We are seeking nominations for membership on the ad hoc committee that the Academies will appoint to plan the workshop. The committee of approximately 5 members will organize the workshop and serve as session facilitations during the event. For the planning committee, we seek people with expertise pertaining to: ocean and sea ice observations (in situ and remote sensing); Antarctic climate and oceanography; ocean, climate or sea ice modeling; process studies of the coupled sea ice - ice sheet - ocean - atmosphere system; prediction and attribution of Antarctic sea ice changes. Self-nominations are welcome.
You can submit your nominations via a web-form at http://www.surveygizmo.com/s3/2260017/Call-for-Nominations-Antarctic-Sea-Ice-Variability-in-the-Southern-Climate-Ocean-System-A-Workshop (preferred), or send your nominations directly to Michael Hudson (mhudson at nas.edu). If submitting nominations directly, send us the person’s name, affiliation, contact information, area of expertise, and a brief statement on why the person’s expertise is relevant to the topic. The deadline for submissions is Thursday, August 17.
Having the appropriate membership is the key to the success of every Academies activity, so we appreciate your help in the committee nomination process. Thank you for your assistance.
Board on Atmospheric Sciences and Climate
The National Academies of Sciences, Engineering and Medicine
Phone: (202) 334-2591
Email: amacalady at nas.edu
Statement of Task
An ad hoc Academies committee will plan a workshop to bring together Antarctic sea ice experts to review the current science for climate-ocean-ice interactions in the Southern Hemisphere, with an outlook back 50 years and an emphasis on the record extents observed in the last 3 years. Workshop attendees will be asked to examine the processes governing decadal-scale growth and recent surge in Antarctic sea ice extent, projections of future Antarctic sea ice changes, and identify how to improve our understanding of current and future Antarctic sea ice changes. Specific topics to be addressed at the workshop include:
1. Observations of changes in Antarctic sea ice and the broader Antarctic environment:
- What have we learned from the satellite data record?
- What have we learned from available in situ and proxy data records?
- How can we extend the satellite time series back in time (e.g., using pre-1979 satellite data, ship observations, and other proxies)?
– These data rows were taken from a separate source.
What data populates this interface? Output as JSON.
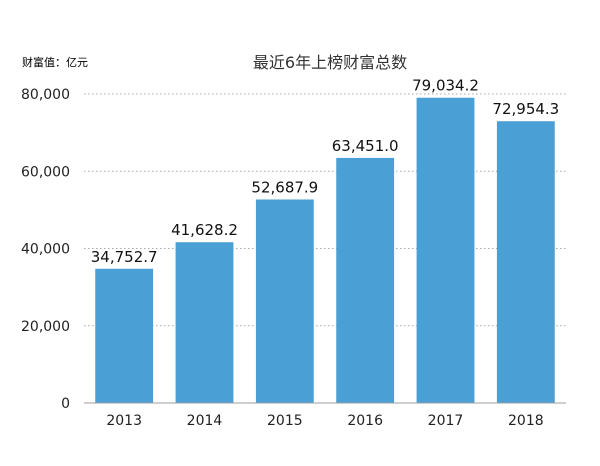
{
  "chart_data": {
    "type": "bar",
    "title": "最近6年上榜财富总数",
    "unit_label": "财富值：亿元",
    "categories": [
      "2013",
      "2014",
      "2015",
      "2016",
      "2017",
      "2018"
    ],
    "values": [
      34752.7,
      41628.2,
      52687.9,
      63451.0,
      79034.2,
      72954.3
    ],
    "value_labels": [
      "34,752.7",
      "41,628.2",
      "52,687.9",
      "63,451.0",
      "79,034.2",
      "72,954.3"
    ],
    "ylim": [
      0,
      80000
    ],
    "yticks": [
      0,
      20000,
      40000,
      60000,
      80000
    ],
    "ytick_labels": [
      "0",
      "20,000",
      "40,000",
      "60,000",
      "80,000"
    ],
    "grid": "dotted horizontal",
    "bar_color": "#4a9fd5"
  }
}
- What do we need to improve satellite validation of Antarctic sea ice concentration, thickness, and snow cover?
- What new satellite observations would help improve our understanding?
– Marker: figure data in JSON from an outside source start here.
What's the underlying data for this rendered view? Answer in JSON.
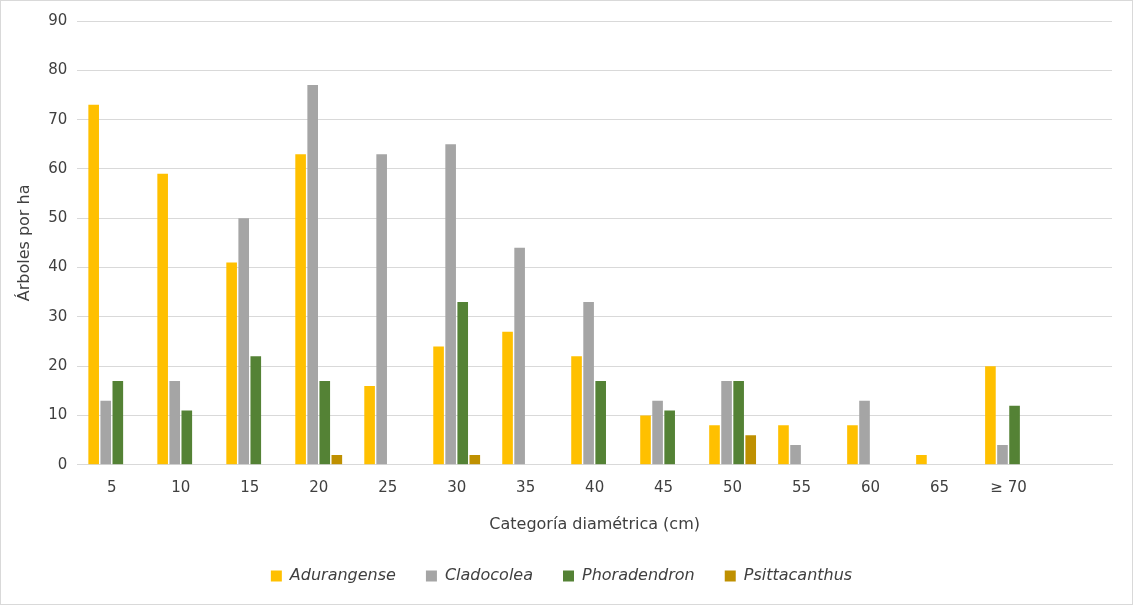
{
  "chart_data": {
    "type": "bar",
    "xlabel": "Categoría diamétrica (cm)",
    "ylabel": "Árboles por ha",
    "categories": [
      "5",
      "10",
      "15",
      "20",
      "25",
      "30",
      "35",
      "40",
      "45",
      "50",
      "55",
      "60",
      "65",
      "≥ 70",
      null
    ],
    "series": [
      {
        "name": "Adurangense",
        "color": "#ffc000",
        "values": [
          73,
          59,
          41,
          63,
          16,
          24,
          27,
          22,
          10,
          8,
          8,
          8,
          2,
          20,
          null
        ]
      },
      {
        "name": "Cladocolea",
        "color": "#a5a5a5",
        "values": [
          13,
          17,
          50,
          77,
          63,
          65,
          44,
          33,
          13,
          17,
          4,
          13,
          null,
          4,
          null
        ]
      },
      {
        "name": "Phoradendron",
        "color": "#548235",
        "values": [
          17,
          11,
          22,
          17,
          null,
          33,
          null,
          17,
          11,
          17,
          null,
          null,
          null,
          12,
          null
        ]
      },
      {
        "name": "Psittacanthus",
        "color": "#bf9000",
        "values": [
          null,
          null,
          null,
          2,
          null,
          2,
          null,
          null,
          null,
          6,
          null,
          null,
          null,
          null,
          null
        ]
      }
    ],
    "ylim": [
      0,
      90
    ],
    "yticks": [
      0,
      10,
      20,
      30,
      40,
      50,
      60,
      70,
      80,
      90
    ],
    "grid": "y",
    "legend": "bottom"
  }
}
- What new in situ and proxy observations would help improve our understanding?
2. Process-based studies of changes in Antarctic sea ice and the broader Antarctic environment:
- What have we learned from process-based studies?
- What have we learned about feedbacks in the ice-ocean-atmosphere system and how they may be contributing to the growing sea ice cover?
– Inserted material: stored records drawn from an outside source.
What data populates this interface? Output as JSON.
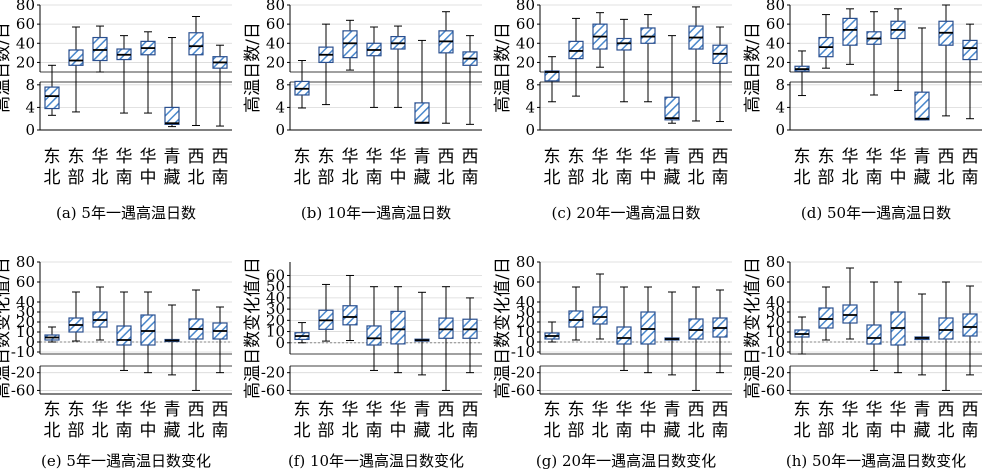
{
  "colors": {
    "box_edge": "#2a4f8f",
    "hatch": "#4a88cc",
    "grid": "#d8d8d8",
    "zero_line": "#888888",
    "whisker": "#000000"
  },
  "categories": [
    "东北",
    "东部",
    "华北",
    "华南",
    "华中",
    "青藏",
    "西北",
    "西南"
  ],
  "chart_data": [
    {
      "type": "box",
      "caption": "(a) 5年一遇高温日数",
      "ylabel": "高温日数/日",
      "y_upper": {
        "ylim": [
          10,
          80
        ],
        "ticks": [
          "20",
          "40",
          "60",
          "80"
        ]
      },
      "y_lower": {
        "ylim": [
          0,
          8.5
        ],
        "ticks": [
          "0",
          "4",
          "8"
        ]
      },
      "boxes": [
        {
          "q1": 3.8,
          "median": 6.0,
          "q3": 7.6,
          "whislo": 2.6,
          "whishi": 17
        },
        {
          "q1": 17,
          "median": 22,
          "q3": 33,
          "whislo": 3.2,
          "whishi": 57
        },
        {
          "q1": 22,
          "median": 33,
          "q3": 46,
          "whislo": 10,
          "whishi": 58
        },
        {
          "q1": 23,
          "median": 28,
          "q3": 34,
          "whislo": 3,
          "whishi": 48
        },
        {
          "q1": 28,
          "median": 35,
          "q3": 42,
          "whislo": 3,
          "whishi": 52
        },
        {
          "q1": 1,
          "median": 1.2,
          "q3": 4.0,
          "whislo": 0.6,
          "whishi": 46
        },
        {
          "q1": 28,
          "median": 37,
          "q3": 51,
          "whislo": 0.8,
          "whishi": 68
        },
        {
          "q1": 14,
          "median": 20,
          "q3": 26,
          "whislo": 0.7,
          "whishi": 38
        }
      ]
    },
    {
      "type": "box",
      "caption": "(b) 10年一遇高温日数",
      "ylabel": "高温日数/日",
      "y_upper": {
        "ylim": [
          10,
          80
        ],
        "ticks": [
          "20",
          "40",
          "60",
          "80"
        ]
      },
      "y_lower": {
        "ylim": [
          0,
          8.5
        ],
        "ticks": [
          "0",
          "4",
          "8"
        ]
      },
      "boxes": [
        {
          "q1": 6.2,
          "median": 7.3,
          "q3": 8.6,
          "whislo": 3.9,
          "whishi": 22
        },
        {
          "q1": 20,
          "median": 28,
          "q3": 36,
          "whislo": 4.5,
          "whishi": 60
        },
        {
          "q1": 25,
          "median": 40,
          "q3": 53,
          "whislo": 12,
          "whishi": 64
        },
        {
          "q1": 27,
          "median": 33,
          "q3": 40,
          "whislo": 4,
          "whishi": 57
        },
        {
          "q1": 34,
          "median": 40,
          "q3": 47,
          "whislo": 4,
          "whishi": 58
        },
        {
          "q1": 1.2,
          "median": 1.3,
          "q3": 4.8,
          "whislo": 1.2,
          "whishi": 43
        },
        {
          "q1": 30,
          "median": 42,
          "q3": 53,
          "whislo": 1.2,
          "whishi": 73
        },
        {
          "q1": 17,
          "median": 24,
          "q3": 31,
          "whislo": 1,
          "whishi": 48
        }
      ]
    },
    {
      "type": "box",
      "caption": "(c) 20年一遇高温日数",
      "ylabel": "高温日数/日",
      "y_upper": {
        "ylim": [
          10,
          80
        ],
        "ticks": [
          "20",
          "40",
          "60",
          "80"
        ]
      },
      "y_lower": {
        "ylim": [
          0,
          8.5
        ],
        "ticks": [
          "0",
          "4",
          "8"
        ]
      },
      "boxes": [
        {
          "q1": 8.7,
          "median": 10,
          "q3": 11,
          "whislo": 5,
          "whishi": 26
        },
        {
          "q1": 24,
          "median": 32,
          "q3": 42,
          "whislo": 6,
          "whishi": 66
        },
        {
          "q1": 34,
          "median": 47,
          "q3": 60,
          "whislo": 15,
          "whishi": 72
        },
        {
          "q1": 33,
          "median": 40,
          "q3": 45,
          "whislo": 5,
          "whishi": 65
        },
        {
          "q1": 40,
          "median": 47,
          "q3": 56,
          "whislo": 5,
          "whishi": 70
        },
        {
          "q1": 1.8,
          "median": 2.1,
          "q3": 5.8,
          "whislo": 1.2,
          "whishi": 48
        },
        {
          "q1": 34,
          "median": 46,
          "q3": 58,
          "whislo": 1.6,
          "whishi": 78
        },
        {
          "q1": 19,
          "median": 29,
          "q3": 38,
          "whislo": 1.5,
          "whishi": 57
        }
      ]
    },
    {
      "type": "box",
      "caption": "(d) 50年一遇高温日数",
      "ylabel": "高温日数/日",
      "y_upper": {
        "ylim": [
          10,
          80
        ],
        "ticks": [
          "20",
          "40",
          "60",
          "80"
        ]
      },
      "y_lower": {
        "ylim": [
          0,
          8.5
        ],
        "ticks": [
          "0",
          "4",
          "8"
        ]
      },
      "boxes": [
        {
          "q1": 11,
          "median": 13,
          "q3": 16,
          "whislo": 6.1,
          "whishi": 32
        },
        {
          "q1": 26,
          "median": 36,
          "q3": 46,
          "whislo": 14,
          "whishi": 70
        },
        {
          "q1": 38,
          "median": 54,
          "q3": 66,
          "whislo": 18,
          "whishi": 76
        },
        {
          "q1": 39,
          "median": 45,
          "q3": 52,
          "whislo": 6.2,
          "whishi": 73
        },
        {
          "q1": 45,
          "median": 54,
          "q3": 63,
          "whislo": 7,
          "whishi": 76
        },
        {
          "q1": 1.8,
          "median": 2.0,
          "q3": 6.7,
          "whislo": 1.8,
          "whishi": 56
        },
        {
          "q1": 38,
          "median": 51,
          "q3": 63,
          "whislo": 2.5,
          "whishi": 82
        },
        {
          "q1": 23,
          "median": 35,
          "q3": 43,
          "whislo": 2,
          "whishi": 60
        }
      ]
    },
    {
      "type": "box",
      "caption": "(e) 5年一遇高温日数变化",
      "ylabel": "高温日数变化值/日",
      "y_upper": {
        "ylim": [
          -12,
          80
        ],
        "ticks": [
          "-10",
          "0",
          "10",
          "20",
          "30",
          "40",
          "60",
          "80"
        ]
      },
      "y_lower": {
        "ylim": [
          -68,
          -5
        ],
        "ticks": [
          "-20",
          "-60"
        ]
      },
      "boxes": [
        {
          "q1": 2,
          "median": 4.5,
          "q3": 7,
          "whislo": 0,
          "whishi": 15
        },
        {
          "q1": 10,
          "median": 17,
          "q3": 24,
          "whislo": 1,
          "whishi": 50
        },
        {
          "q1": 15,
          "median": 22,
          "q3": 30,
          "whislo": 2,
          "whishi": 55
        },
        {
          "q1": -3,
          "median": 2,
          "q3": 16,
          "whislo": -15,
          "whishi": 50
        },
        {
          "q1": -3,
          "median": 11,
          "q3": 27,
          "whislo": -20,
          "whishi": 50
        },
        {
          "q1": 0.5,
          "median": 1.5,
          "q3": 2.5,
          "whislo": -25,
          "whishi": 37
        },
        {
          "q1": 3,
          "median": 13,
          "q3": 23,
          "whislo": -60,
          "whishi": 52
        },
        {
          "q1": 3,
          "median": 11,
          "q3": 19,
          "whislo": -20,
          "whishi": 35
        }
      ]
    },
    {
      "type": "box",
      "caption": "(f) 10年一遇高温日数变化",
      "ylabel": "高温日数变化值/日",
      "y_upper": {
        "ylim": [
          -10,
          72
        ],
        "ticks": [
          "0",
          "10",
          "20",
          "30",
          "40",
          "50",
          "60"
        ]
      },
      "y_lower": {
        "ylim": [
          -68,
          -5
        ],
        "ticks": [
          "-20",
          "-60"
        ]
      },
      "boxes": [
        {
          "q1": 3,
          "median": 6,
          "q3": 9,
          "whislo": 0,
          "whishi": 18
        },
        {
          "q1": 12,
          "median": 20,
          "q3": 29,
          "whislo": 1.5,
          "whishi": 52
        },
        {
          "q1": 16,
          "median": 23,
          "q3": 33,
          "whislo": 2,
          "whishi": 60
        },
        {
          "q1": -2,
          "median": 4,
          "q3": 15,
          "whislo": -15,
          "whishi": 50
        },
        {
          "q1": -1,
          "median": 12,
          "q3": 28,
          "whislo": -20,
          "whishi": 50
        },
        {
          "q1": 1.5,
          "median": 2.3,
          "q3": 3.2,
          "whislo": -25,
          "whishi": 45
        },
        {
          "q1": 4,
          "median": 12,
          "q3": 22,
          "whislo": -60,
          "whishi": 50
        },
        {
          "q1": 4,
          "median": 12,
          "q3": 21,
          "whislo": -20,
          "whishi": 40
        }
      ]
    },
    {
      "type": "box",
      "caption": "(g) 20年一遇高温日数变化",
      "ylabel": "高温日数变化值/日",
      "y_upper": {
        "ylim": [
          -12,
          80
        ],
        "ticks": [
          "-10",
          "0",
          "10",
          "20",
          "30",
          "40",
          "60",
          "80"
        ]
      },
      "y_lower": {
        "ylim": [
          -68,
          -5
        ],
        "ticks": [
          "-20",
          "-60"
        ]
      },
      "boxes": [
        {
          "q1": 3,
          "median": 6,
          "q3": 9,
          "whislo": 0,
          "whishi": 20
        },
        {
          "q1": 15,
          "median": 22,
          "q3": 31,
          "whislo": 2,
          "whishi": 55
        },
        {
          "q1": 18,
          "median": 25,
          "q3": 35,
          "whislo": 3,
          "whishi": 68
        },
        {
          "q1": -2,
          "median": 4,
          "q3": 15,
          "whislo": -15,
          "whishi": 55
        },
        {
          "q1": -2,
          "median": 13,
          "q3": 30,
          "whislo": -20,
          "whishi": 55
        },
        {
          "q1": 2,
          "median": 3,
          "q3": 4,
          "whislo": -25,
          "whishi": 50
        },
        {
          "q1": 3,
          "median": 12,
          "q3": 23,
          "whislo": -60,
          "whishi": 55
        },
        {
          "q1": 5,
          "median": 14,
          "q3": 24,
          "whislo": -20,
          "whishi": 52
        }
      ]
    },
    {
      "type": "box",
      "caption": "(h) 50年一遇高温日数变化",
      "ylabel": "高温日数变化值/日",
      "y_upper": {
        "ylim": [
          -12,
          80
        ],
        "ticks": [
          "-10",
          "0",
          "10",
          "20",
          "30",
          "40",
          "60",
          "80"
        ]
      },
      "y_lower": {
        "ylim": [
          -68,
          -5
        ],
        "ticks": [
          "-20",
          "-60"
        ]
      },
      "boxes": [
        {
          "q1": 5,
          "median": 8,
          "q3": 12,
          "whislo": -12,
          "whishi": 25
        },
        {
          "q1": 14,
          "median": 23,
          "q3": 34,
          "whislo": 2,
          "whishi": 55
        },
        {
          "q1": 19,
          "median": 27,
          "q3": 37,
          "whislo": 3,
          "whishi": 74
        },
        {
          "q1": -2,
          "median": 4,
          "q3": 17,
          "whislo": -15,
          "whishi": 60
        },
        {
          "q1": -3,
          "median": 14,
          "q3": 30,
          "whislo": -20,
          "whishi": 60
        },
        {
          "q1": 2.5,
          "median": 4,
          "q3": 5,
          "whislo": -25,
          "whishi": 48
        },
        {
          "q1": 3,
          "median": 12,
          "q3": 24,
          "whislo": -60,
          "whishi": 60
        },
        {
          "q1": 6,
          "median": 15,
          "q3": 28,
          "whislo": -25,
          "whishi": 56
        }
      ]
    }
  ]
}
- What additional process-based studies could improve our understanding?
3. Models of changes in Antarctic sea ice and the broader Antarctic environment:
- What have we learned from sea ice and climate models?
- What are the best projections of future Antarctic sea ice?
- What types of data synthesis and field experiments are needed for improving sea ice and climate models?
- What types of focused model intercomparisons could help address model discrepancies?
- What is needed to improve the forcing fields in Antarctica to improve modeled simulations?